Mahkamah Konstitusi (MK) menilai DPR dan pemerintah tidak seharusnya memasukkan kembali pasal-pasal yang sudah dibatalkan dalam Rancangan Undang-undang (RUU) Kitab Undang-undang Hukum Pidana (KUHP). Sebab, aturan mengenai soal penghinaan presiden pernah dibatalkan oleh MK.

Dalam pembahasan RUU KUHP, pemerintah dan DPR kembali memasukannya dalam Pasal 238 RUU KUHP tentang penghinaan presiden. Pasal tersebut sebenarnya sudah pernah dibatalkan MK melalui Putusan Nomor 013-022/PUU-IV/2006.

"Dalam melakukan pembaruan KUHP, pembentuk UU tidak boleh lagi memasukkan rumusan norma seperti yang dibatalkan oleh MK," kata juru bicara MK Fajar Laksono di Jakarta, Kamis (15/2).

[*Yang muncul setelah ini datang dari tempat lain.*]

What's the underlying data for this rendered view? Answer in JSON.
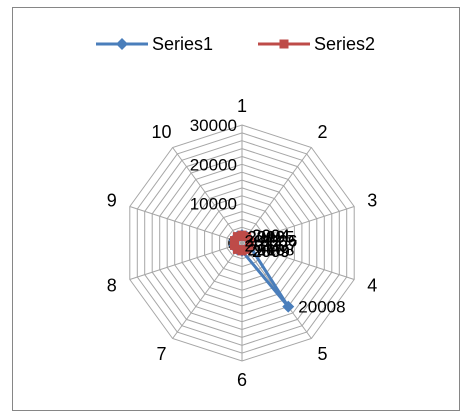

(Baca juga: RUU KUHP Ancam Kriminalisasi Kritikan Masyarakat)

Dalam putusan MK, pembatalan dipertimbangkan karena martabat presiden dan wakil presiden tidak dapat diberikan keistimewaan sehingga memperoleh kedudukan dan perlakuan berbeda di hadapan hukum.

Selain itu, pasal tersebut dibatalkan dengan pertimbangan menimbulkan ketidakpastian hukum karena rentan pada tafsir apakah suatu proses, pernyataan pendapat, atau pikiran merupakan kritik atau penghinaan terhadap presiden dan wakil presiden.

"Kalau dilihat pertimbangan putusan itu sebetulnya sudah jelas. Memasukkan kembali norma yang serupa dengan yang dibatalkan MK itu bertentangan dengan putusan MK," kata Fajar.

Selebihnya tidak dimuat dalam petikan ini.